O fato de uma substância funcionar contra o vírus num experimento in vitro (numa cultura de células) não significa que ela vá funcionar da mesma forma in vivo (no corpo humano), nem que ela seja segura para uso fora das dosagens e prescrições clínicas já aprovadas. Desde já, portanto, os pesquisadores alertam que não é recomendado nem há motivo para que as pessoas utilizem qualquer um dos medicamentos mencionados no estudo com o intuito de se proteger da covid-19. Além de não oferecer proteção, os remédios podem causar danos à saúde, quando usados sem necessidade e sem supervisão médica.
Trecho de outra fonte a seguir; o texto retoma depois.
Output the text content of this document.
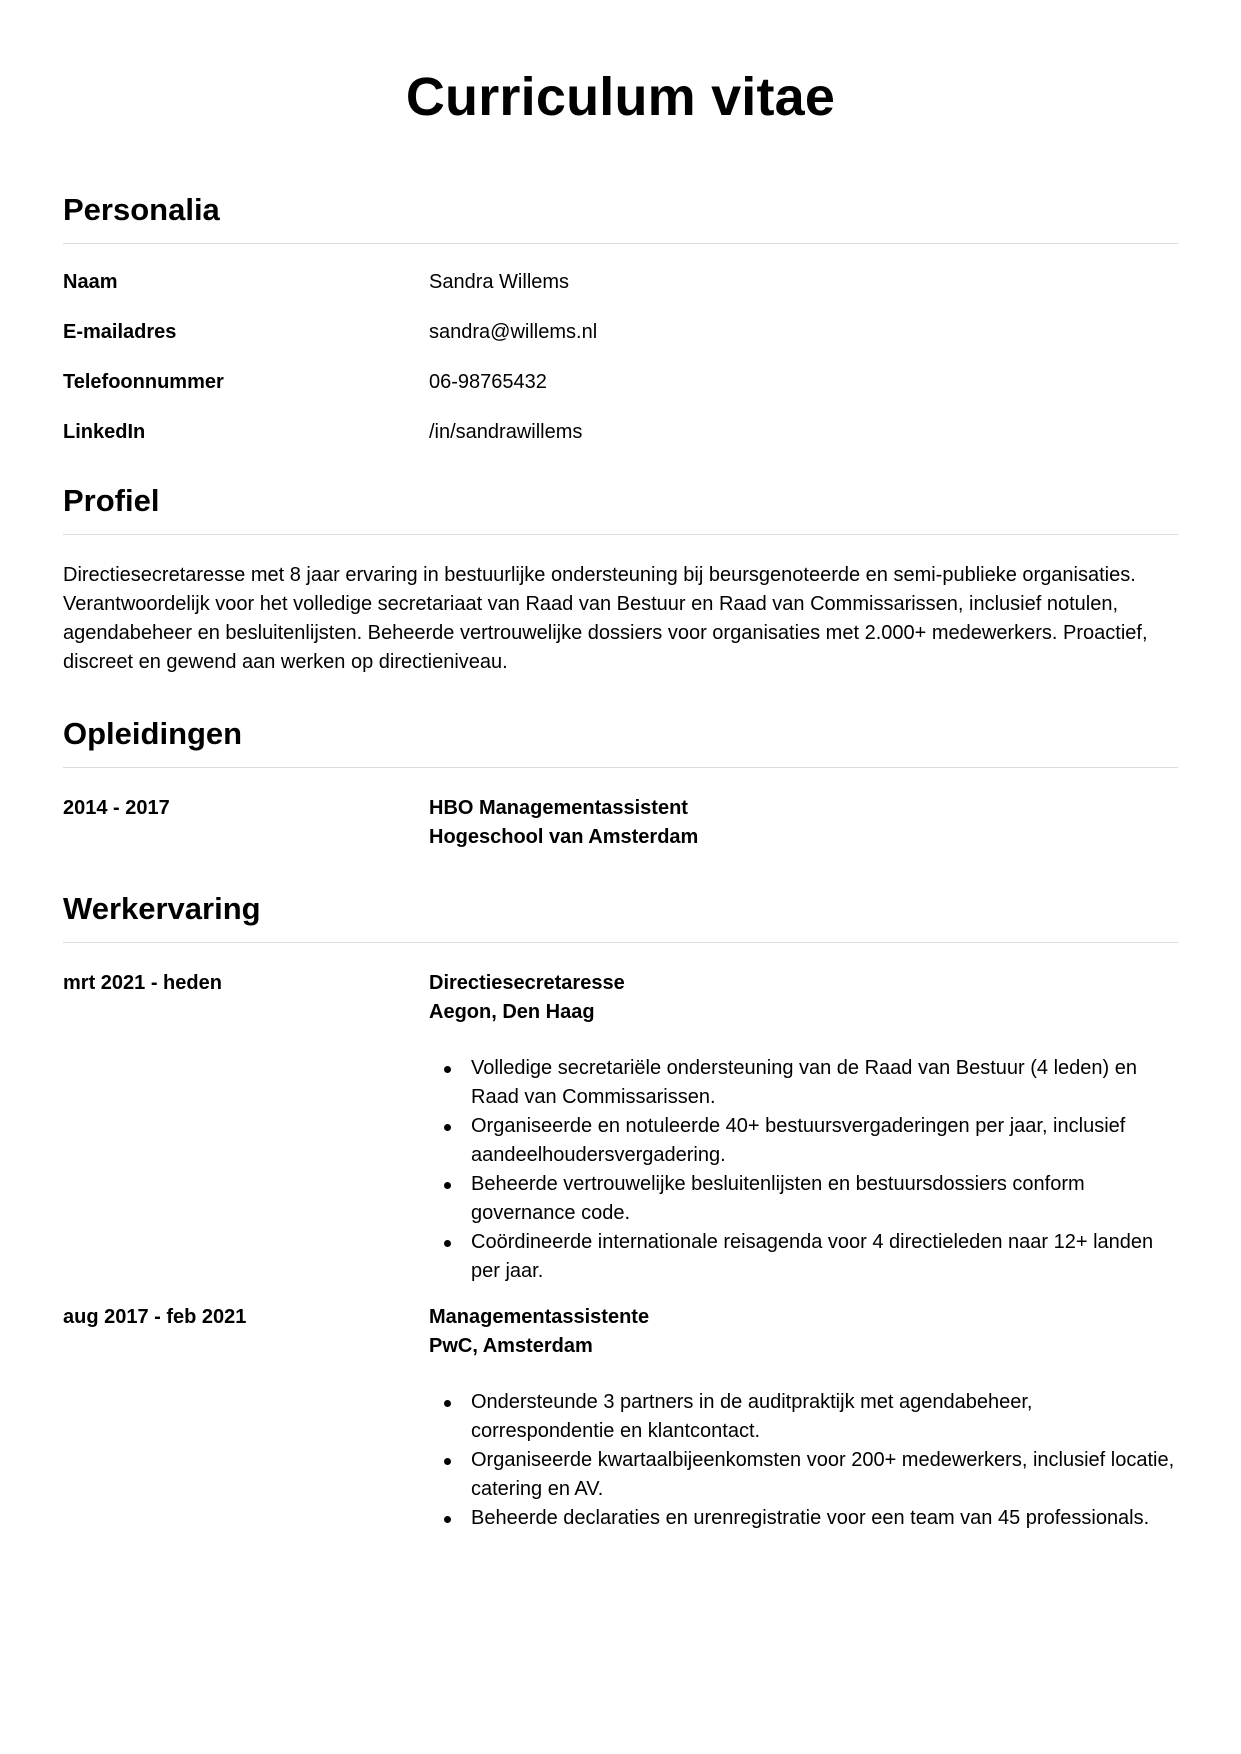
Curriculum vitae
Personalia
Naam	Sandra Willems
E-mailadres	sandra@willems.nl
Telefoonnummer	06-98765432
LinkedIn	/in/sandrawillems
Profiel

Directiesecretaresse met 8 jaar ervaring in bestuurlijke ondersteuning bij beursgenoteerde en semi-publieke organisaties. Verantwoordelijk voor het volledige secretariaat van Raad van Bestuur en Raad van Commissarissen, inclusief notulen, agendabeheer en besluitenlijsten. Beheerde vertrouwelijke dossiers voor organisaties met 2.000+ medewerkers. Proactief, discreet en gewend aan werken op directieniveau.

Opleidingen
2014 - 2017	HBO Managementassistent
Hogeschool van Amsterdam
Werkervaring
mrt 2021 - heden	Directiesecretaresse
Aegon, Den Haag
Volledige secretariële ondersteuning van de Raad van Bestuur (4 leden) en Raad van Commissarissen.
Organiseerde en notuleerde 40+ bestuursvergaderingen per jaar, inclusief aandeelhoudersvergadering.
Beheerde vertrouwelijke besluitenlijsten en bestuursdossiers conform governance code.
Coördineerde internationale reisagenda voor 4 directieleden naar 12+ landen per jaar.
aug 2017 - feb 2021	Managementassistente
PwC, Amsterdam
Ondersteunde 3 partners in de auditpraktijk met agendabeheer, correspondentie en klantcontact.
Organiseerde kwartaalbijeenkomsten voor 200+ medewerkers, inclusief locatie, catering en AV.
Beheerde declaraties en urenregistratie voor een team van 45 professionals.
Uma das drogas incluídas na testagem foi a cloroquina, inicialmente apontada por alguns estudos (e alguns políticos) como uma cura pronta para a covid-19. De fato, nos ensaios in vitro, ela se mostra altamente eficaz e seletiva contra o SARS-CoV-2, mas estudos clínicos demonstram que ela não é efetiva contra a doença no organismo humano, além de carregar o risco de efeitos colaterais graves para alguns pacientes.

Metodologia

Os experimentos feitos no ICB levam em conta não só o efeito da droga sobre o vírus, mas também sobre as células que ele infecta e necessita para se replicar. O fármaco ideal é aquele que se mostra agressivo contra o vírus, porém gentil com as células do organismo infectado (combinando efetividade e seletividade, na linguagem dos cientistas). Algo que parece óbvio, mas não é. Muitos estudos desse tipo medem apenas a capacidade da substância de reduzir a quantidade de vírus na amostra, sem levar em conta que essa diminuição pode ocorrer por dois motivos: porque a droga está atacando o vírus, ou porque ela está matando as células — o que não é desejável.
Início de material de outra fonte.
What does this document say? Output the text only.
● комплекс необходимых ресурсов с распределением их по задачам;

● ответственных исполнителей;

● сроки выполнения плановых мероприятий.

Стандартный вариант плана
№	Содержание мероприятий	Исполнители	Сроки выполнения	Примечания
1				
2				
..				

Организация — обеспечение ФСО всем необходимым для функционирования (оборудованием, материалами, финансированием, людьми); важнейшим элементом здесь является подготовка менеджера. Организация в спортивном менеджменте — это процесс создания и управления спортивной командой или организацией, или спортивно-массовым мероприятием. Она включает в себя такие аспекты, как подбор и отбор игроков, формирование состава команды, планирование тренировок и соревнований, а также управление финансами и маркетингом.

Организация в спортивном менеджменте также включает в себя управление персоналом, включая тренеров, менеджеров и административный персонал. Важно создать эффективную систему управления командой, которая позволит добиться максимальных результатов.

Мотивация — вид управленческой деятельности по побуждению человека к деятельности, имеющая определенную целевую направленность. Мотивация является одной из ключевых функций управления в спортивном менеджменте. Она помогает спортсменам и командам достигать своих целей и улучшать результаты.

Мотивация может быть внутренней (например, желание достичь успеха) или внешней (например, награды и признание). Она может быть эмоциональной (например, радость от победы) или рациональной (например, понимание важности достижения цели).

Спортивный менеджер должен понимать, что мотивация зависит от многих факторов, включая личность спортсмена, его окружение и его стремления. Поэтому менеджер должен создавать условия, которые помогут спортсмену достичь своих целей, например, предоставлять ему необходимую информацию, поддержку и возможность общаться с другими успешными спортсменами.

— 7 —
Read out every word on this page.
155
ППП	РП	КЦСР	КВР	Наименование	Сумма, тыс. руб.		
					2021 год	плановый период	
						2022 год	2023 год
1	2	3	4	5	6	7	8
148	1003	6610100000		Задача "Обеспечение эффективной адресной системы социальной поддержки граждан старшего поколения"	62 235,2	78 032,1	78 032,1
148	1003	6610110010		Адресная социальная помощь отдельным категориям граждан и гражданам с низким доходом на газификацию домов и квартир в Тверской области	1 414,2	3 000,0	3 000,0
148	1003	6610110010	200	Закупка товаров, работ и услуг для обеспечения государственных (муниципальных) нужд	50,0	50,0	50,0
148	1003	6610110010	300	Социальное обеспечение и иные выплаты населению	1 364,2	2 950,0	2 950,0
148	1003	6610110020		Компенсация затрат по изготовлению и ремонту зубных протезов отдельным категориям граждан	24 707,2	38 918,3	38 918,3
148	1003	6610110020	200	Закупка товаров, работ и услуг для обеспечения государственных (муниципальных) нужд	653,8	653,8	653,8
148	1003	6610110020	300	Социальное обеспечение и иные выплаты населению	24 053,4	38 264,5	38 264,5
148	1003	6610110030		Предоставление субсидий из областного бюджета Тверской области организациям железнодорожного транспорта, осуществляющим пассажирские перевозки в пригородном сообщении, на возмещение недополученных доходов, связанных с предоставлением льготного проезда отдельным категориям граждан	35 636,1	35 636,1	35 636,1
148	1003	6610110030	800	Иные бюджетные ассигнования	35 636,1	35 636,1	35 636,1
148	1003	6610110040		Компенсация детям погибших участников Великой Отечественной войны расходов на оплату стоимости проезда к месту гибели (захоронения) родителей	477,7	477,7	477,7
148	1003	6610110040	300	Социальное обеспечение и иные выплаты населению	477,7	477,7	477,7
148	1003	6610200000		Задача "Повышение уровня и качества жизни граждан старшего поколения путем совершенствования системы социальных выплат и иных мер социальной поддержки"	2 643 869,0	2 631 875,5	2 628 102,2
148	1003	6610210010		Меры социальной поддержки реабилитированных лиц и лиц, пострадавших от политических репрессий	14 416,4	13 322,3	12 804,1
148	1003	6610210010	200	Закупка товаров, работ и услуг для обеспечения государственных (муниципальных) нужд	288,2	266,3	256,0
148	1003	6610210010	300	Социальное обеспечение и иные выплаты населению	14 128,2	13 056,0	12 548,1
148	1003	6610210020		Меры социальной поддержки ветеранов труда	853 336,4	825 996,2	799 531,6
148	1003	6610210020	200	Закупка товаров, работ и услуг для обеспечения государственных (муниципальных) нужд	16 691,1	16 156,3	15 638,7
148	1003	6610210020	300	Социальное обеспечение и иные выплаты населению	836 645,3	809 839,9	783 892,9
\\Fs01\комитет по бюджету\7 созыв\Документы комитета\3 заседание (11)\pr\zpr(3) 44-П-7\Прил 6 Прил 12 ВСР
“Se o vírus depende da célula, e você afeta a célula, é claro que vai afetar o vírus. Mas não adianta matar o vírus se você mata o hospedeiro junto”, explica Freitas. “Seletividade é essencial.”
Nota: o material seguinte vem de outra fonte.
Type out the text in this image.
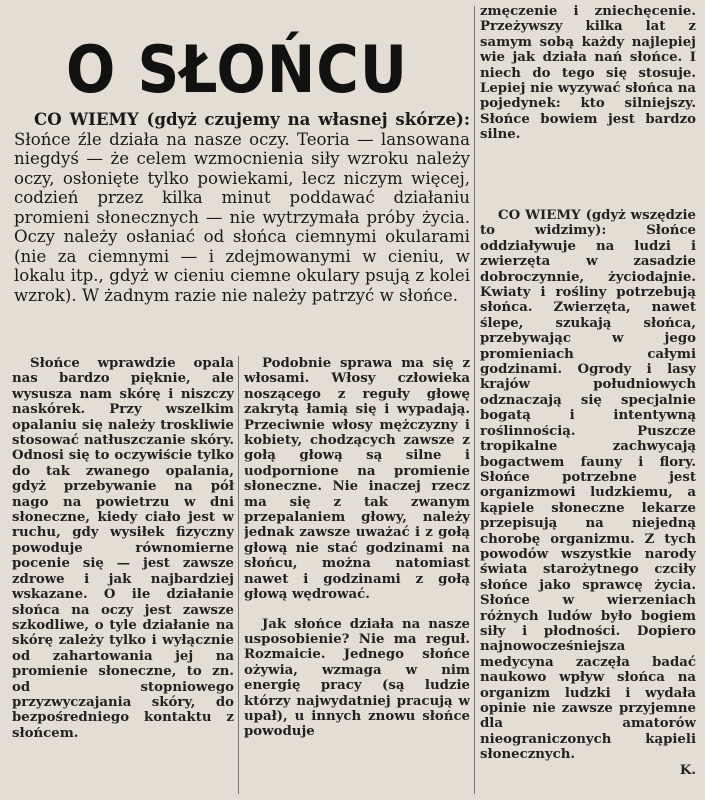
O SŁOŃCU

CO WIEMY (gdyż czujemy na własnej skórze): Słońce źle działa na nasze oczy. Teoria — lansowana niegdyś — że celem wzmocnienia siły wzroku należy oczy, osłonięte tylko powiekami, lecz niczym więcej, codzień przez kilka minut poddawać działaniu promieni słonecznych — nie wytrzymała próby życia. Oczy należy osłaniać od słońca ciemnymi okularami (nie za ciemnymi — i zdejmowanymi w cieniu, w lokalu itp., gdyż w cieniu ciemne okulary psują z kolei wzrok). W żadnym razie nie należy patrzyć w słońce.

Słońce wprawdzie opala nas bardzo pięknie, ale wysusza nam skórę i niszczy naskórek. Przy wszelkim opalaniu się należy troskliwie stosować natłuszczanie skóry. Odnosi się to oczywiście tylko do tak zwanego opalania, gdyż przebywanie na pół nago na powietrzu w dni słoneczne, kiedy ciało jest w ruchu, gdy wysiłek fizyczny powoduje równomierne pocenie się — jest zawsze zdrowe i jak najbardziej wskazane. O ile działanie słońca na oczy jest zawsze szkodliwe, o tyle działanie na skórę zależy tylko i wyłącznie od zahartowania jej na promienie słoneczne, to zn. od stopniowego przyzwyczajania skóry, do bezpośredniego kontaktu z słońcem.

Podobnie sprawa ma się z włosami. Włosy człowieka noszącego z reguły głowę zakrytą łamią się i wypadają. Przeciwnie włosy mężczyzny i kobiety, chodzących zawsze z gołą głową są silne i uodpornione na promienie słoneczne. Nie inaczej rzecz ma się z tak zwanym przepalaniem głowy, należy jednak zawsze uważać i z gołą głową nie stać godzinami na słońcu, można natomiast nawet i godzinami z gołą głową wędrować.

Jak słońce działa na nasze usposobienie? Nie ma reguł. Rozmaicie. Jednego słońce ożywia, wzmaga w nim energię pracy (są ludzie którzy najwydatniej pracują w upał), u innych znowu słońce powoduje

zmęczenie i zniechęcenie. Przeżywszy kilka lat z samym sobą każdy najlepiej wie jak działa nań słońce. I niech do tego się stosuje. Lepiej nie wyzywać słońca na pojedynek: kto silniejszy. Słońce bowiem jest bardzo silne.

CO WIEMY (gdyż wszędzie to widzimy):	Słońce oddziaływuje na ludzi i zwierzęta w zasadzie dobroczynnie, życiodajnie. Kwiaty i rośliny potrzebują słońca. Zwierzęta, nawet ślepe, szukają słońca, przebywając w jego promieniach całymi godzinami. Ogrody i lasy krajów południowych odznaczają się specjalnie bogatą i intentywną roślinnością. Puszcze tropikalne zachwycają bogactwem fauny i flory. Słońce potrzebne jest organizmowi ludzkiemu, a kąpiele słoneczne lekarze przepisują na niejedną chorobę organizmu. Z tych powodów wszystkie narody świata starożytnego czciły słońce jako sprawcę życia. Słońce w wierzeniach różnych ludów było bogiem siły i płodności. Dopiero najnowocześniejsza medycyna zaczęła badać naukowo wpływ słońca na organizm ludzki i wydała opinie nie zawsze przyjemne dla amatorów nieograniczonych kąpieli słonecznych.

K.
As células usadas no estudo são de uma linhagem padronizada de células de rim de macaco, conhecidas como Vero E6, que são o padrão-ouro para esse tipo de pesquisa no mundo todo; e as partículas virais são de uma linhagem de SARS-CoV-2 isolada dos primeiros pacientes brasileiros com covid-19 pelo pesquisador Edison Durigon, professor de virologia do ICB e coautor do trabalho. Sete das 65 substâncias testadas foram compradas da empresa farmacêutica Sigma-Aldrich, e as outras 59 foram doadas pelo laboratório Eurofarma. Centenas de outras moléculas ainda deverão ser testadas por essa mesma metodologia — validada padronizada por essa primeira triagem — no próximos meses.

Segundo Freitas, o fato de as células usadas no estudo não serem humanas não representa um problema. O objetivo da triagem é verificar como cada droga funciona nesse ambiente simples, padronizado e altamente controlado do meio de cultura. A regra básica é: se funciona na simplicidade do in vitro, pode ser que funcione na complexidade do in vivo; mas se não funciona numa cultura de células, dificilmente vai funcionar num organismo vivo. “É uma metodologia excludente, que mostra principalmente aquilo que não é promissor”, afirma Freitas.

Os pesquisadores ainda fizeram uma análise computacional de redes gênicas e interações moleculares para tentar prever como as substâncias identificadas como promissoras podem estar atuando contra a covid-19. Essa análise é feita com a ajuda de um software, chamado Ingenuity Pathway Analysis (IPA), que busca informações de toda a literatura científica para tentar estabelecer relações entre as moléculas da droga e moléculas do vírus, ou do organismo hospedeiro. E, assim, apontar caminhos para os próximos passos da pesquisa. “Com base nesses testes in vitro tentamos predizer como a droga pode vir a funcionar num ensaio clínico ou pré-clínico”, explica a pesquisadora Ludmila Ferreira, da UFMG, responsável por essa parte do estudo.

“Quando você trabalha com reposicionamento de fármacos você tem que manter a cabeça aberta, porque podem aparecer coisas totalmente inesperadas”, afirma Freitas.